FGNZ Rakaia09Fish & Game staff researched possibilities of creating a specific enhancement program targeting the lower reaches of the Rakaia recently, the area has historically been regarded as a prolific brown trout fishery.

The gradual demise of resident lowland brown trout and sea run brown trout populations is thought to be as a result of environmental degradation of habitat, and the dewatering of lowland streams as a result of, over intensified farming practices.

Combined with low annual rainfalls over the past 2 years, and with little natural ability to flush lowland streams, many brown trout populations are now stressed by critically low stream levels with escalating pollution issues.

Increased pressure to provide healthy and sustainable fisheries is now dependant on a few streams that are perceived as suitable, in comparison to the once abundant historic habitats.

The recent winter fisheries closures throughout the North Canterbury region, was implemented as a measure to protect trout and salmon breeding stocks.

As a proactive aspect to this decision, North Canterbury Fish and Game are implementing a lowland and sea run brown trout enhancement program.

North Canterbury Fish and Game Chairman Trevor Isitt says ”buoyed by the support from local Rakaia residents, Fish & Game have leapt at the chance to rebuild the fishery”.

Staff investigated prospective sites in the lower reaches of the Rakaia and identified two spring creeks that offered the potential of a fishery restoration program.

“These sites may also be key indicators of potential for further enhancement programs in other catchments in our region” Isitt said.

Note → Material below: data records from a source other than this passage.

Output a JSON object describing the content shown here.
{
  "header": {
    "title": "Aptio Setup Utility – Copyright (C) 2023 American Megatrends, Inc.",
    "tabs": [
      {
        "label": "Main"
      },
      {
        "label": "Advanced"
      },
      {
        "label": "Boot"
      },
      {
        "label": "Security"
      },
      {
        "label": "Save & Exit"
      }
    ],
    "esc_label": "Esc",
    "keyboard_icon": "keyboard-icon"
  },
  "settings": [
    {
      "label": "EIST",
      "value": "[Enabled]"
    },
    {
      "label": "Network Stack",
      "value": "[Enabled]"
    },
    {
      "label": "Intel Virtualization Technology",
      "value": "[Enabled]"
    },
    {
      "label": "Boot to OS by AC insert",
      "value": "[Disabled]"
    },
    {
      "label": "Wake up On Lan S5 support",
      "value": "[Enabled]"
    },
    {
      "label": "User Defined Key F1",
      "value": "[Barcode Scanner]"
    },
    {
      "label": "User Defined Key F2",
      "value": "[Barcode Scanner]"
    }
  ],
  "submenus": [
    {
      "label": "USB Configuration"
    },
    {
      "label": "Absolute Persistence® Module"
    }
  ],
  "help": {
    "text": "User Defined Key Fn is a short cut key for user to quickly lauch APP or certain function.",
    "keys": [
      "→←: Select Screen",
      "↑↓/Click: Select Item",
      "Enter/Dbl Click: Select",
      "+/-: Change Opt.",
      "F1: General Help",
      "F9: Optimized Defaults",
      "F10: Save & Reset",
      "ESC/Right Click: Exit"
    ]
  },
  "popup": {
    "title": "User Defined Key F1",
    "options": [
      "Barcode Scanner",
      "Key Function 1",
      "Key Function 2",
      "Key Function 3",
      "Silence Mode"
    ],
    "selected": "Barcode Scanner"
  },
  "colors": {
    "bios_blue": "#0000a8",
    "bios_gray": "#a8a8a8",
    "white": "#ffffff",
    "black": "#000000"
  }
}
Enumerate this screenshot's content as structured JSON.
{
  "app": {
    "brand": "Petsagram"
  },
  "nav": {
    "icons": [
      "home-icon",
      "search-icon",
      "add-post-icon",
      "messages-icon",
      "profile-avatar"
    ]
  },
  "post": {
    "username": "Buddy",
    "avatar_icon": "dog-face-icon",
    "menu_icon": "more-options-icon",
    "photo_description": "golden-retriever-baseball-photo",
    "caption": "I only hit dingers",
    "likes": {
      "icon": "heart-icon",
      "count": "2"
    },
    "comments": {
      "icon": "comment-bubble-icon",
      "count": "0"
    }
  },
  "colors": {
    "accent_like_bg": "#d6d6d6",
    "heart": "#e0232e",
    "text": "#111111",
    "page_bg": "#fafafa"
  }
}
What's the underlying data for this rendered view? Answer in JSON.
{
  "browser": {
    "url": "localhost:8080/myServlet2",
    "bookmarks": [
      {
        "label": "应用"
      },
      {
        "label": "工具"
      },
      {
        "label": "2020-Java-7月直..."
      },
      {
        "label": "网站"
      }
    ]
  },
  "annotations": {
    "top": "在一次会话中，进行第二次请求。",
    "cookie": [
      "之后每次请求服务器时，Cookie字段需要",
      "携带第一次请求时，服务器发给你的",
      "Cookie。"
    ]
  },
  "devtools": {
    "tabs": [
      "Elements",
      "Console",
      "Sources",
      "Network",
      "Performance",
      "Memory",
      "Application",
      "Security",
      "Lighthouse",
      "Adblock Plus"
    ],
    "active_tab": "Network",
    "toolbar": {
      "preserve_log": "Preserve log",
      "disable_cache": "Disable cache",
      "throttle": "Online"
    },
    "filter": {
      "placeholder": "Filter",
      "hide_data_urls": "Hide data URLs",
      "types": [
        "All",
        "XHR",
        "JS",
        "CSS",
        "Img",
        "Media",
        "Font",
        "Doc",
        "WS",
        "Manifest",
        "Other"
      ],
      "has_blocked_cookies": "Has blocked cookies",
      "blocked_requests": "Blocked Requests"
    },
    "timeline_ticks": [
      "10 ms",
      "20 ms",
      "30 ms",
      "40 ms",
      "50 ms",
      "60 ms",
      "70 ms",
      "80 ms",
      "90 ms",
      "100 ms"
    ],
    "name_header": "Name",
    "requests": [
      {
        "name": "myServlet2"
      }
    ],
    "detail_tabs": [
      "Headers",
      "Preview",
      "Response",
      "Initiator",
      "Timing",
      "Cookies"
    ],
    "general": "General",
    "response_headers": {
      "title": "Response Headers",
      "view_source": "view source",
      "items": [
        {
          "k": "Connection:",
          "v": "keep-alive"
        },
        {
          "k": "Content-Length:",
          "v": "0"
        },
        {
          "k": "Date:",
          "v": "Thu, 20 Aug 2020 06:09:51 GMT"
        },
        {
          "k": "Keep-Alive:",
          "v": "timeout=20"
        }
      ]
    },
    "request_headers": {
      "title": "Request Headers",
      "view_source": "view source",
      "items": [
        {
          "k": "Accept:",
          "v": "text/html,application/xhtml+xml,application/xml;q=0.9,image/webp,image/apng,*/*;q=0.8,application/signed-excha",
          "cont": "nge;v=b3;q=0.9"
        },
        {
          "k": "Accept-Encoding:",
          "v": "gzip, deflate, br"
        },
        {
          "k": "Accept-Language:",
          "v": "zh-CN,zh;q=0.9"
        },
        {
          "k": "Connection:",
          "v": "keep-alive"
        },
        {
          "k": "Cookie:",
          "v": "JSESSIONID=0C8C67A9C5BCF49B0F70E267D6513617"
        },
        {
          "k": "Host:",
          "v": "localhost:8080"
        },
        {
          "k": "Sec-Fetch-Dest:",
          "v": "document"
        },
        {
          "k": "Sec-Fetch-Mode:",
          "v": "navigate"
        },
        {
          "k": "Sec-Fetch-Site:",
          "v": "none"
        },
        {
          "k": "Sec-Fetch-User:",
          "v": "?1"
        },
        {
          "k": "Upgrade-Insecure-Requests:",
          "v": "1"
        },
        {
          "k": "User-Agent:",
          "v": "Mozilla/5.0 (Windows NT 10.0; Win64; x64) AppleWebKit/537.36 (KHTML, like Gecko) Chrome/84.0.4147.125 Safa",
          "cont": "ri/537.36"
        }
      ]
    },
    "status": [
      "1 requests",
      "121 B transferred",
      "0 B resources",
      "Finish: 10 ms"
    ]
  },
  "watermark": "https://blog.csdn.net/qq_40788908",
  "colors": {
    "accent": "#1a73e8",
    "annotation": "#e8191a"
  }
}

Bully Creek on the south side of the Rakaia, and Cold Stream/Boat Creek on the north are both thought to offer positive prospects for the initial program.

Fish and Game will release around 2,500 approximately 400 gm brown trout in the coming weeks.

The intention of the releases will be to encourage the trout to inhabit the release sites for a few months before they venture downstream to the tidal areas.

The reason for this is imprinting; the chemical signature of the respective spring creeks will feature in the otolith and it is hoped that they may return to the sites as adults to spawn.

Other considerations regarding the release sites researched are water quality suitability.

The information gathered will be of important value in setting the benchmarks for sustainable water qualities for all freshwater fish species and birdlife as well as recreational river users.

Fish & Game will implement an extensive monitoring program of the releases not only to measure survivability, but also to learn more about the habits of lowland sea run brown trout populations in our East coast fisheries.

The stocks proposed for the initial releases would be of plateable size by anglers within the first few months of release.

Anglers who catch marked fish would be encouraged to photograph, record tag details, and release them, at least during the first year of the program.

The ultimate result of the research program will be that Brown Trout numbers will be increased in our coastal Rakaia area lowland fisheries, and that the initial program will become a tool for other enhancement programs of degraded fisheries throughout the North Canterbury region.